臺灣博碩士論文加值系統

躁鬱症又稱為雙向情緒型障礙 (Bipolar affective disorder)，是一種常見的複雜型多基因遺傳疾病，患者具有在狂躁及憂鬱兩者相互循環的嚴重情緒障礙，週期性的情緒轉換也嚴重降低患者及其家人的生活品質。在人口比例中約有1~3%患有躁鬱症。過去我們實驗室研究發現指出血清素(人體內主要的神經傳導物質之一)系統基因上的多型性標誌分布和躁鬱症有關連性存在。針對這些血清素系統基因的序列變異的功能性分析，也證實序列變異的確會造成蛋白質功能或表現量異常。另外，在實驗室初步的細胞實驗中也顯示，當神經細胞在抗憂鬱劑(SSRIs)及情緒穩定劑(Lithum)的處理下，血清素含量會迅速增加，證明血清素傳遞系統參與在藥物治療躁鬱症的生理機轉。有趣的是我們發現在血清素含量迅速增加後，細胞會立刻做出反應來調控血清素在細胞內的平衡。這些研究結果皆顯示血清素傳遞系統無法正常調控血清素反應路徑可能與躁鬱症的致病機轉有關。因此本研究的目的主要是觀察在血清素傳遞路徑受到擾動的神經細胞內，血清素系統基因會如何做動態調控以維持細胞內血清素的恆定，藉以來幫助我們瞭解血清素傳遞路徑失常在躁鬱症病理成因上扮演的角色。在本研究中，我們利用NT2D1細胞株成功建立了分化的血清素分泌神經細胞(NT2N)。藉由神經細胞模型來監控細胞內血清素傳遞及恆定情形，並運用外加血清素的方式，擾動分化的神經細胞內血清素的傳遞系統，以模擬躁鬱症患者在狂躁情緒有過量血清素的生理環境。在外加血清素的處理下，我們分析了血清素處理後不同時間點的細胞外分泌血清素濃度、血清素系統基因的訊息核醣核酸(mRNAs)及蛋白質表現量。

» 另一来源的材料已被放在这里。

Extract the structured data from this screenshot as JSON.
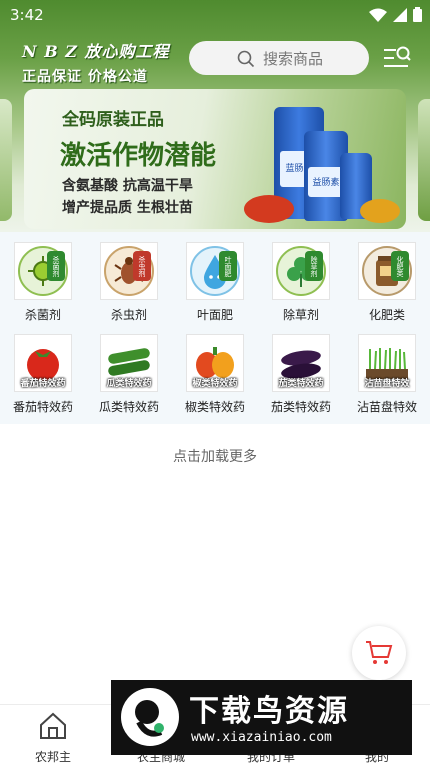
{
  "status_bar": {
    "time": "3:42"
  },
  "header": {
    "logo_line1": "N B Z 放心购工程",
    "logo_line2": "正品保证 价格公道",
    "search_placeholder": "搜索商品"
  },
  "banner": {
    "line1": "全码原装正品",
    "line2": "激活作物潜能",
    "line3": "含氨基酸 抗高温干旱",
    "line4": "增产提品质 生根壮苗",
    "bottle_labels": [
      "蓝肠素",
      "益肠素"
    ]
  },
  "categories": [
    {
      "label": "杀菌剂",
      "badge": "杀菌剂",
      "color": "#2f8a2f"
    },
    {
      "label": "杀虫剂",
      "badge": "杀虫剂",
      "color": "#c0392b"
    },
    {
      "label": "叶面肥",
      "badge": "叶面肥",
      "color": "#2f8a2f"
    },
    {
      "label": "除草剂",
      "badge": "除草剂",
      "color": "#2f8a2f"
    },
    {
      "label": "化肥类",
      "badge": "化肥类",
      "color": "#2f8a2f"
    },
    {
      "label": "番茄特效药",
      "badge": "番茄特效药"
    },
    {
      "label": "瓜类特效药",
      "badge": "瓜类特效药"
    },
    {
      "label": "椒类特效药",
      "badge": "椒类特效药"
    },
    {
      "label": "茄类特效药",
      "badge": "茄类特效药"
    },
    {
      "label": "沾苗盘特效",
      "badge": "沾苗盘特效"
    }
  ],
  "load_more": "点击加载更多",
  "tabbar": {
    "items": [
      {
        "label": "农邦主",
        "icon": "home-icon"
      },
      {
        "label": "农主商城",
        "icon": "shop-icon"
      },
      {
        "label": "我的订单",
        "icon": "order-icon"
      },
      {
        "label": "我的",
        "icon": "user-icon"
      }
    ]
  },
  "watermark": {
    "title": "下载鸟资源",
    "url": "www.xiazainiao.com"
  },
  "colors": {
    "primary_green": "#4f8b2f",
    "cart_red": "#e53935"
  }
}
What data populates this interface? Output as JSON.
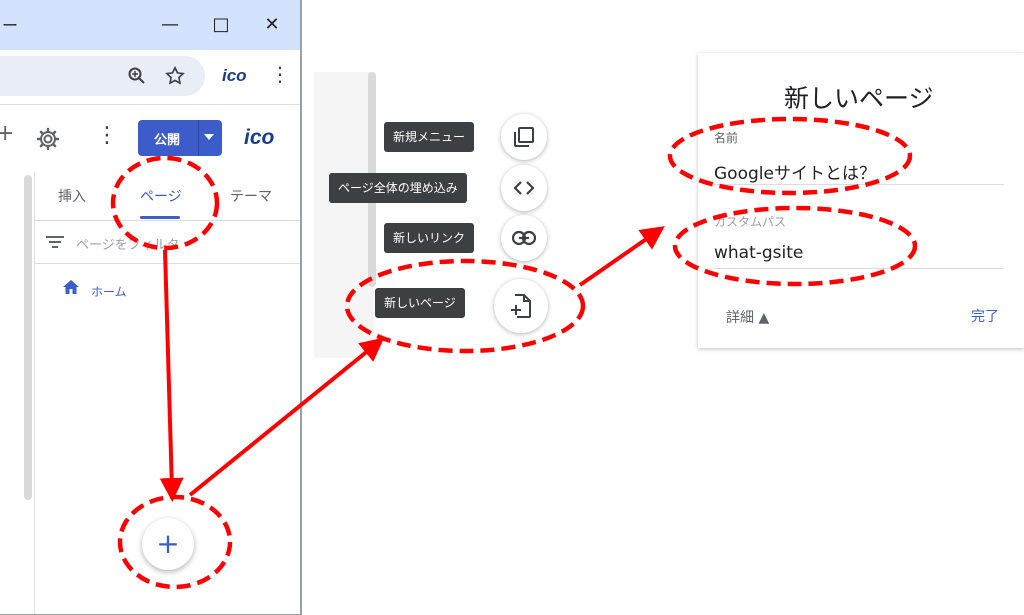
{
  "browser": {
    "titlebar_partial": "ー",
    "controls": {
      "minimize": "—",
      "maximize": "□",
      "close": "✕"
    },
    "zoom_icon": "zoom-icon",
    "star_icon": "star-icon",
    "extension_logo": "ico",
    "menu_dots": "⋮"
  },
  "sites_toolbar": {
    "add_partial": "+",
    "settings_icon": "gear-icon",
    "more_dots": "⋮",
    "publish_label": "公開",
    "logo": "ico"
  },
  "right_panel": {
    "tabs": [
      {
        "label": "挿入"
      },
      {
        "label": "ページ"
      },
      {
        "label": "テーマ"
      }
    ],
    "filter_placeholder": "ページをフィルタ",
    "pages": [
      {
        "label": "ホーム",
        "icon": "home-icon"
      }
    ]
  },
  "fab": {
    "label": "+"
  },
  "menu": {
    "items": [
      {
        "label": "新規メニュー",
        "icon": "copy-icon"
      },
      {
        "label": "ページ全体の埋め込み",
        "icon": "code-icon"
      },
      {
        "label": "新しいリンク",
        "icon": "link-icon"
      },
      {
        "label": "新しいページ",
        "icon": "new-page-icon"
      }
    ]
  },
  "dialog": {
    "title": "新しいページ",
    "name_label": "名前",
    "name_value": "Googleサイトとは？",
    "path_label": "カスタムパス",
    "path_value": "what-gsite",
    "details_label": "詳細 ▲",
    "done_label": "完了"
  },
  "colors": {
    "accent": "#3c5cc9",
    "annotation": "#ff0000",
    "chip": "#3c4043"
  }
}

結果顯示，相較於未進行任何處理的神經細胞，外加血清素的神經細胞組中，血清素的含量大體上增加了六倍，但處理後各個時間點之間的血清素濃度卻沒有明顯差異。過量的血清素環境中，血清素合成酵素(Tryptophan hydroxylase；TPHs)和血清素受體1A (Serotonin receptor；HTR1A)的訊息核醣核酸表現量並沒有改變，然而其中第二血清合成酵素II(TPH2)的蛋白質表現量卻隨著時間有顯著的下降。除此之外，血清素轉運子(Serotonin transporet；SLC6A4)、血清素代謝酵素(Monoamine oxidase；MAOA)及其他血清素受體的訊息核醣核酸和蛋白質表現量在外加血清素的處理下，明顯地與未處理的神經細胞也有所不同。藉由這些實驗結果，我們確立了當血清素傳遞途徑受到過量血清素的干擾時，神經細胞動態調控血清素系統基因來維持細胞內血清素的恆定的網路。這些資訊將幫助我們對躁鬱症的病理成因提出更深層的看法。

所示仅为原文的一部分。